Information on how to trade commodities.
Here are the principles of trading commodities. Take them in to consideration to formulate your trading strategy.
‘Trade with the trend’ means analyzing and understanding the current market behavior and market movement. And if you can find out which market is doing well and is likely to stay that way over the next few months, then you should go with the flow. Do not take a decision that is contrary to the market belief. In the long term, you can profit only by trading in tandem with these market trends. Thus, when prices are going up, you should only buy. And when the prices are south bound, you should only sell.
What is ‘cut losses short’? This refers to quitting the market when the trends are not going in your favor. Most investors are short time dealers and do not have the might to influence the market movements. So when and if you notice that the movements are going against you, the best option is to wait for a little time, may be for 10 or 15 days, and if the market is still moving against you, then it is probably better to sell your stake and cut your losses. Because if this continues, then your losses could spiral out of control.

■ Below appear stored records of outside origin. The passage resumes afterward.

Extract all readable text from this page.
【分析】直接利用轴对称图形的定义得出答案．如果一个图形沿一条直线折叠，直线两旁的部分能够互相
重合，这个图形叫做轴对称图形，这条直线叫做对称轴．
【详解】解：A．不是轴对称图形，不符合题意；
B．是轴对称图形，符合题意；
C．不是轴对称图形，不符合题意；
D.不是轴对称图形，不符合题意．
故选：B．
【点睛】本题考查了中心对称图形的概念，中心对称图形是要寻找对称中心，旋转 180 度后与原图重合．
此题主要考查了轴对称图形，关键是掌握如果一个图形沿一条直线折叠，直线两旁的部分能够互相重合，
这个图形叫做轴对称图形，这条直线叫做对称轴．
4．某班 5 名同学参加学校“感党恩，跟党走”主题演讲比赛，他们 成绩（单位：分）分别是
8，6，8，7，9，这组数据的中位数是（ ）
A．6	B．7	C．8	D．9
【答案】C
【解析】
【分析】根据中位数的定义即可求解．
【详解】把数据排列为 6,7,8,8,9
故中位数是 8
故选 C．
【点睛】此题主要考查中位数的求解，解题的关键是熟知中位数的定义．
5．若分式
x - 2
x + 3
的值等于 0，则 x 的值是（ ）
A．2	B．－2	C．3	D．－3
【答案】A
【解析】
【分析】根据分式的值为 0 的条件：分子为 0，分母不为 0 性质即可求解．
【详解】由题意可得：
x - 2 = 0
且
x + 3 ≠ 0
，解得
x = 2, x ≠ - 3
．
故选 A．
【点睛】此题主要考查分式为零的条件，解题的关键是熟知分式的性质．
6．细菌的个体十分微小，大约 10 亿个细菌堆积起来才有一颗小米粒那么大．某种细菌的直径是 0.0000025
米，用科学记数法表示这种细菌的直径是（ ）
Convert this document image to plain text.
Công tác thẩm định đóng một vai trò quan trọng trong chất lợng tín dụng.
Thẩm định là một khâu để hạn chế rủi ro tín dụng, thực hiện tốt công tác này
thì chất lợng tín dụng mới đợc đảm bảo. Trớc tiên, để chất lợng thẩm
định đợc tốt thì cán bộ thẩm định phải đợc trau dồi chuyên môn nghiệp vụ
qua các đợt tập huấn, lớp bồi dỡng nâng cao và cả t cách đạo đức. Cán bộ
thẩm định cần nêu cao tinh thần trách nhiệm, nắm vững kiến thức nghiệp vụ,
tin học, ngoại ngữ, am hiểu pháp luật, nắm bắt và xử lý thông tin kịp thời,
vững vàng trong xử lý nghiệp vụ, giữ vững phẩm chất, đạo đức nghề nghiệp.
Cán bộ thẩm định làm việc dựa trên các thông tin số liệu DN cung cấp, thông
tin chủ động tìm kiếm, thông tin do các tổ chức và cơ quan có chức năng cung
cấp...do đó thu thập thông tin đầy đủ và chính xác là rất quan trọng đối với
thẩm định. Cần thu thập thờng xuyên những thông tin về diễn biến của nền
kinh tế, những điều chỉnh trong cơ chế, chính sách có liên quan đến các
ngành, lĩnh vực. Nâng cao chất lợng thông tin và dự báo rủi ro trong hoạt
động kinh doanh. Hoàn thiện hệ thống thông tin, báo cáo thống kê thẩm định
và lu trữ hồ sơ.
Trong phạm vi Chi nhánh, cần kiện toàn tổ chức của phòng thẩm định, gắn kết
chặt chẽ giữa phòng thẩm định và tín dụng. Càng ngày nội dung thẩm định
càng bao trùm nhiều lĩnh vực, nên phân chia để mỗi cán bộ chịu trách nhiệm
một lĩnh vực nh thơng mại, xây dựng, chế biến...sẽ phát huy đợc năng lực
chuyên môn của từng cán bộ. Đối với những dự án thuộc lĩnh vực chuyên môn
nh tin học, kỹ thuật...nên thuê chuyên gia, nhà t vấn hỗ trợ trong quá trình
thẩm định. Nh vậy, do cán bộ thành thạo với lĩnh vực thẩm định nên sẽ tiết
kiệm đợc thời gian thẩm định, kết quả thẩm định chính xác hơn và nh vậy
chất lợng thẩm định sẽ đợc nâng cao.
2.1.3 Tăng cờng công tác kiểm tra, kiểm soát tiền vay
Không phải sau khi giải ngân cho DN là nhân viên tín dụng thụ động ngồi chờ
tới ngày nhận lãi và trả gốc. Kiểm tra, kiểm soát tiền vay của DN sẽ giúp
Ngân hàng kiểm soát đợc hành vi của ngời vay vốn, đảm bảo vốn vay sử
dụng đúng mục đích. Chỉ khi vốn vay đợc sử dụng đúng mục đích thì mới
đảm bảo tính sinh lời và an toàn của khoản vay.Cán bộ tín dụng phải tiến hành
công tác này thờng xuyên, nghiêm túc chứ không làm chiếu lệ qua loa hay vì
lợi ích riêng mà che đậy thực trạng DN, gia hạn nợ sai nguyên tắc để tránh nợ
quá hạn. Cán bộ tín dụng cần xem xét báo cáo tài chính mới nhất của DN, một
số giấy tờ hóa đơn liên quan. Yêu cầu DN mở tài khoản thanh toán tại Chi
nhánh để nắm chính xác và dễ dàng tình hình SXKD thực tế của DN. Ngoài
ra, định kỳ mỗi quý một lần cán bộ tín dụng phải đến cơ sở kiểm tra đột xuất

Now let us analyze the meaning of ‘let profits run’. This refers to doing nothing when the market movements are going in your favor. If you see that the prices are in your favor, then do nothing – just sit back and relax and enjoy this huge spurge. Remember, you deserve it, because you have taken the right strategic decision and are thus enjoying its benefits.
The ability to ‘manage risks’ properly is extremely important. First you need to take a decision – how much risk are you willing to take. Your decision on the commodities you will invest in, the amount of such investment and the timing of investment, all depend on this. Then you have to decide whether you want to play as a long or short time player.